A. Much like I preach to our guys – one man's misfortune is another man's opportunity – and Hardy's situation has created an opportunity for Mario Addison, who's delivering in a big way. He had 2.5 sacks last week and is a very disruptive force, one we have to reckon with. They are an attacking, penetrating gap-elimination defense that plays a multitude of people. They play seven or eight guys up front defensively.
Q. Can you talk a little bit about the Panthers' two first-round picks at linebacker – Luke Kuechly and Thomas Davis?
A. Those are two good football players. They attack and penetrate from the front, and they have a soft, umbrella-like zone, if you will, in the secondary, and what that creates is that a lot of the football gets funneled to those two men. And they cover a lot of ground. They're both high instinct football players, and they're both highly productive.
Q. Do you expect Lance Moore to make an impact tonight?
A. We're going to give him an opportunity. Like I stressed to him this week, we have learned to live without him during the course of his injury, and it's his job to infuse himself back into our plan.
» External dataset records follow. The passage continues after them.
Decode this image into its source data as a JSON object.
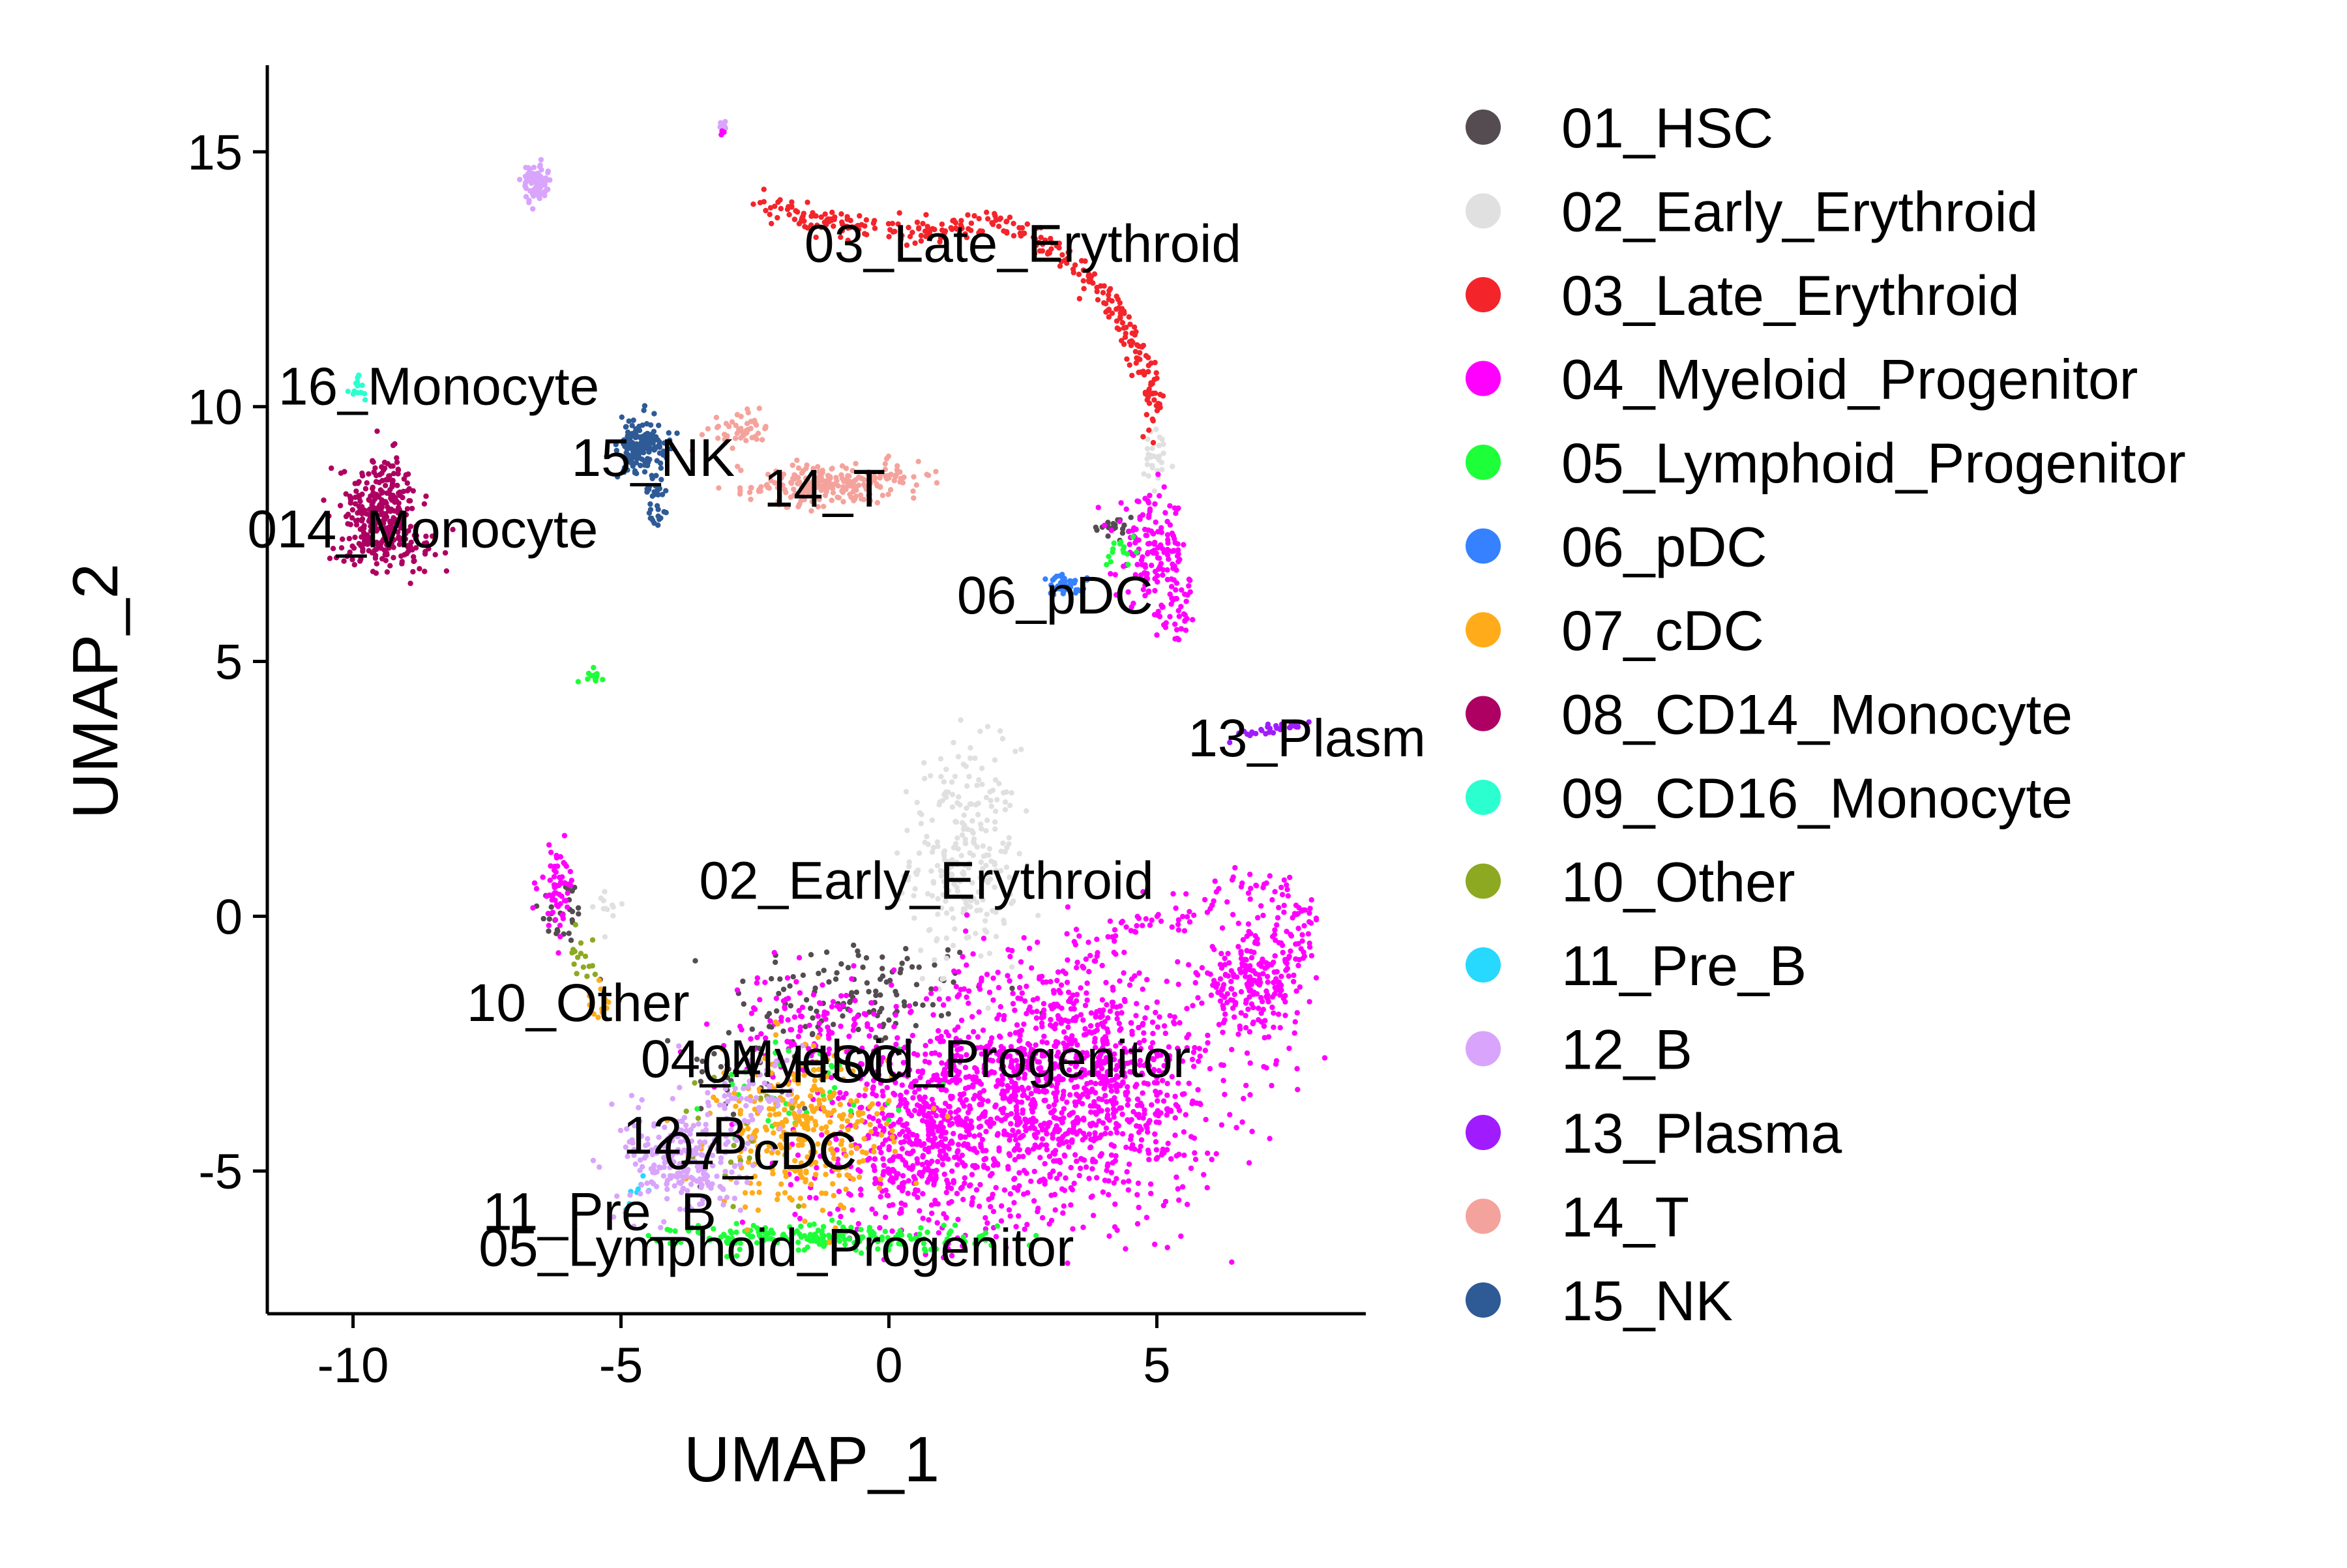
{
  "chart_data": {
    "type": "scatter",
    "xlabel": "UMAP_1",
    "ylabel": "UMAP_2",
    "xlim": [
      -11.6,
      8.9
    ],
    "ylim": [
      -7.8,
      16.7
    ],
    "xticks": [
      -10,
      -5,
      0,
      5
    ],
    "yticks": [
      -5,
      0,
      5,
      10,
      15
    ],
    "grid": false,
    "legend_position": "right",
    "series": [
      {
        "name": "01_HSC",
        "color": "#544C50",
        "blobs": [
          [
            -0.5,
            -1.5,
            2.2,
            1.0,
            120
          ],
          [
            4.2,
            7.6,
            0.4,
            0.3,
            20
          ],
          [
            -6.1,
            0.1,
            0.4,
            0.6,
            30
          ],
          [
            -2.5,
            -3.0,
            1.2,
            1.0,
            40
          ]
        ]
      },
      {
        "name": "02_Early_Erythroid",
        "color": "#E0E0E0",
        "blobs": [
          [
            1.4,
            1.2,
            0.9,
            1.9,
            260
          ],
          [
            5.0,
            8.9,
            0.3,
            0.6,
            30
          ],
          [
            -5.3,
            0.2,
            0.3,
            0.4,
            12
          ]
        ]
      },
      {
        "name": "03_Late_Erythroid",
        "color": "#F4242B",
        "curve": [
          [
            -2.4,
            13.9
          ],
          [
            -0.5,
            13.5
          ],
          [
            1.0,
            13.4
          ],
          [
            2.0,
            13.7
          ],
          [
            3.2,
            13.0
          ],
          [
            4.2,
            12.0
          ],
          [
            4.8,
            10.8
          ],
          [
            5.0,
            9.6
          ]
        ],
        "spread": 0.12,
        "count": 320
      },
      {
        "name": "04_Myeloid_Progenitor",
        "color": "#FF00FF",
        "blobs": [
          [
            3.2,
            -3.3,
            2.8,
            2.2,
            1300
          ],
          [
            0.6,
            -4.5,
            2.0,
            1.6,
            500
          ],
          [
            6.8,
            -1.3,
            0.9,
            0.9,
            200
          ],
          [
            4.9,
            7.2,
            0.6,
            0.9,
            140
          ],
          [
            5.4,
            6.0,
            0.4,
            0.6,
            50
          ],
          [
            -6.2,
            0.6,
            0.3,
            0.7,
            60
          ],
          [
            -1.5,
            -2.2,
            1.3,
            0.9,
            120
          ]
        ],
        "curve": [
          [
            3.5,
            -1.0
          ],
          [
            4.5,
            -0.2
          ],
          [
            6.0,
            0.2
          ],
          [
            7.2,
            0.6
          ],
          [
            7.7,
            0.0
          ],
          [
            7.5,
            -0.8
          ],
          [
            7.0,
            -1.3
          ]
        ],
        "spread": 0.22,
        "count": 140
      },
      {
        "name": "05_Lymphoid_Progenitor",
        "color": "#1DFF38",
        "blobs": [
          [
            -1.0,
            -6.3,
            2.6,
            0.25,
            200
          ],
          [
            -5.5,
            4.7,
            0.15,
            0.12,
            14
          ],
          [
            4.3,
            7.2,
            0.3,
            0.3,
            15
          ],
          [
            -1.5,
            -3.5,
            1.5,
            1.0,
            40
          ]
        ]
      },
      {
        "name": "06_pDC",
        "color": "#3581FF",
        "blobs": [
          [
            3.3,
            6.5,
            0.4,
            0.18,
            40
          ]
        ]
      },
      {
        "name": "07_cDC",
        "color": "#FFAB1A",
        "blobs": [
          [
            -1.6,
            -4.2,
            1.5,
            1.4,
            320
          ],
          [
            -5.4,
            -1.8,
            0.2,
            0.6,
            12
          ]
        ]
      },
      {
        "name": "08_CD14_Monocyte",
        "color": "#AD0062",
        "blobs": [
          [
            -9.5,
            8.0,
            0.65,
            0.9,
            260
          ],
          [
            -9.2,
            7.3,
            0.9,
            0.35,
            80
          ]
        ]
      },
      {
        "name": "09_CD16_Monocyte",
        "color": "#2BFFD0",
        "blobs": [
          [
            -9.9,
            10.4,
            0.12,
            0.25,
            14
          ]
        ]
      },
      {
        "name": "10_Other",
        "color": "#8CA921",
        "blobs": [
          [
            -5.7,
            -0.8,
            0.25,
            0.6,
            16
          ],
          [
            -3.0,
            -4.2,
            1.2,
            1.0,
            20
          ]
        ]
      },
      {
        "name": "11_Pre_B",
        "color": "#27D8FF",
        "blobs": [
          [
            -4.6,
            -5.5,
            0.5,
            0.5,
            8
          ]
        ]
      },
      {
        "name": "12_B",
        "color": "#D9A4FB",
        "blobs": [
          [
            -6.6,
            14.4,
            0.2,
            0.35,
            90
          ],
          [
            -3.8,
            -4.8,
            1.0,
            1.0,
            240
          ],
          [
            -2.5,
            -3.5,
            0.8,
            0.8,
            60
          ]
        ]
      },
      {
        "name": "13_Plasma",
        "color": "#A01CFF",
        "curve": [
          [
            6.3,
            3.5
          ],
          [
            7.8,
            3.8
          ]
        ],
        "spread": 0.05,
        "count": 30
      },
      {
        "name": "14_T",
        "color": "#F4A39C",
        "blobs": [
          [
            -1.1,
            8.5,
            1.6,
            0.35,
            240
          ],
          [
            -2.7,
            9.5,
            0.5,
            0.3,
            50
          ]
        ]
      },
      {
        "name": "15_NK",
        "color": "#2E5A96",
        "blobs": [
          [
            -4.6,
            9.2,
            0.4,
            0.5,
            170
          ],
          [
            -4.3,
            8.0,
            0.2,
            0.5,
            30
          ]
        ]
      }
    ],
    "extra_points": [
      {
        "series": "12_B",
        "x": -3.1,
        "y": 15.5,
        "count": 6,
        "sd": 0.04
      },
      {
        "series": "04_Myeloid_Progenitor",
        "x": -3.1,
        "y": 15.4,
        "count": 3,
        "sd": 0.03
      }
    ],
    "cluster_labels": [
      {
        "text": "03_Late_Erythroid",
        "x": 2.5,
        "y": 13.2
      },
      {
        "text": "16_Monocyte",
        "x": -8.4,
        "y": 10.4
      },
      {
        "text": "15_NK",
        "x": -4.4,
        "y": 9.0
      },
      {
        "text": "14_T",
        "x": -1.2,
        "y": 8.4
      },
      {
        "text": "014_Monocyte",
        "x": -8.7,
        "y": 7.6
      },
      {
        "text": "06_pDC",
        "x": 3.1,
        "y": 6.3
      },
      {
        "text": "13_Plasm",
        "x": 7.8,
        "y": 3.5
      },
      {
        "text": "02_Early_Erythroid",
        "x": 0.7,
        "y": 0.7
      },
      {
        "text": "10_Other",
        "x": -5.8,
        "y": -1.7
      },
      {
        "text": "04_Myeloid_Progenitor",
        "x": 0.5,
        "y": -2.8
      },
      {
        "text": "04_HSC",
        "x": -1.6,
        "y": -2.9
      },
      {
        "text": "12_B",
        "x": -3.8,
        "y": -4.3
      },
      {
        "text": "07_cDC",
        "x": -2.4,
        "y": -4.6
      },
      {
        "text": "11_Pre_B",
        "x": -5.4,
        "y": -5.8
      },
      {
        "text": "05_Lymphoid_Progenitor",
        "x": -2.1,
        "y": -6.5
      }
    ]
  }
}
Q. Did the problems that surfaced in the second half in the Cleveland game carry over into the game against the Ravens?
A. No, really, it was a different set of problems. It was about the speed and communication in the second half against Cleveland, and in Baltimore we just didn't do a good enough job of tackling.
Q. Is the problem fixable in the short-term?
A. Absolutely it is. We had a good week of work, and I'm excited about watching those guys take this next step and play in the football game, particularly in the area we just talked about.
Q. You team has incurred 20 penalties in the first two games. How do you get that situation corrected?
A. I look at each one individually. Obviously there is an emphasis on playing within the rules, and some of them have been points of emphasis of the officiating department over the course of the year. Some of them are poor technique, and quite frankly, some of them are questionable calls.
Q. What positives have you noticed developing over the first two weeks of this season?
A. We're continuing to develop roles, or divisions of labor within our units, and I like the growth and development of our special teams particularly. That group included a lot of first-year players a year ago, and now we have a lot of second-year players and that's showing. Largely, it's been just the division of labor with guys getting comfortable with where they fit into the big scheme of things, particularly in situational football.
Q. Is Brad Wing showing himself to be an NFL punter?
A. I believe so. He has done some really good things for us in the first two ballgames, not only in terms of red zone punting but also in directional punting. His hang-time has been sufficient. I like the look in his eyes – the situations aren't too big for him. I'm excited about his future.